Als Aufenthaltsorte während der Evakuierung und Entschärfung stehen das Freiland Potsdam in der Friedrich-Engels-Straße 22, der Treffpunkt Freizeit in der Straße Am Neuen Garten 64 und das Bürgerhaus am Schlaatz, Schilfhof 28, zur Verfügung. Die Landeshauptstadt setzt Busse aus dem Evakuierungsgebiet ein, die zu den jeweiligen Aufenthaltsorten pendeln. Vom Parkplatz ab Am Kanal Ecke Burgstraße fährt der Bus zum Treffpunkt Freizeit, ab Haltestelle Humboldtring fährt der Shuttlebus zum Bürgerhaus am Schlaatz und ab Friedrich-Engels-Straße Höhe Pflegequartier fährt der Bus zum Freiland.

Der Bahnverkehr wird während der Entschärfung zwischen S-Bahnhof Babelsberg und Bahnhof Charlottenhof unterbrochen. Auch der Straßenbahn- sowie der Busverkehr sind zwischen Am Friedhof und Platz der Einheit unterbrochen.
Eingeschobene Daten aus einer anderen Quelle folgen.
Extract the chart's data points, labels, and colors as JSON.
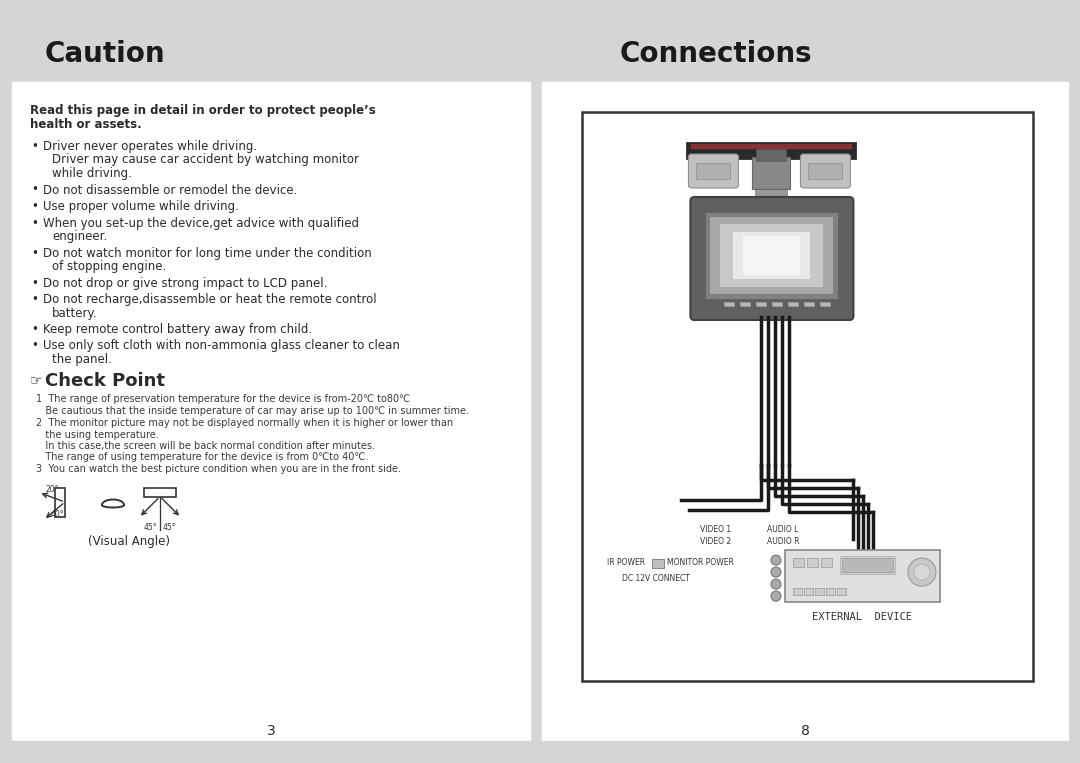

Ab 7.30 Uhr bis zur Vollsperrung fahren die Regionalbahnen und Straßenbahnen ohne Halt am Hauptbahnhof, Alter Markt und Lange Brücke durch den Sperrkreis.

Autofahrer werden gebeten, das Gebiet weiträumig zu umfahren. Die Nuthestraße und Humboldtbrücke sind befahrbar. Die Heinrich-Mann-Allee ist ab Am Brauhausberg gesperrt, das Abbiegen in die Straße Am Brauhausberg ist möglich. Die Leipziger Straße ist ab Höhe Wasserwerk gesperrt. In der Innenstadt sind die Breite Straße sowie die Friedrich-Ebert-Straße ab Yorckstraße bis zum Sperrkreis nur für Anlieger befahrbar.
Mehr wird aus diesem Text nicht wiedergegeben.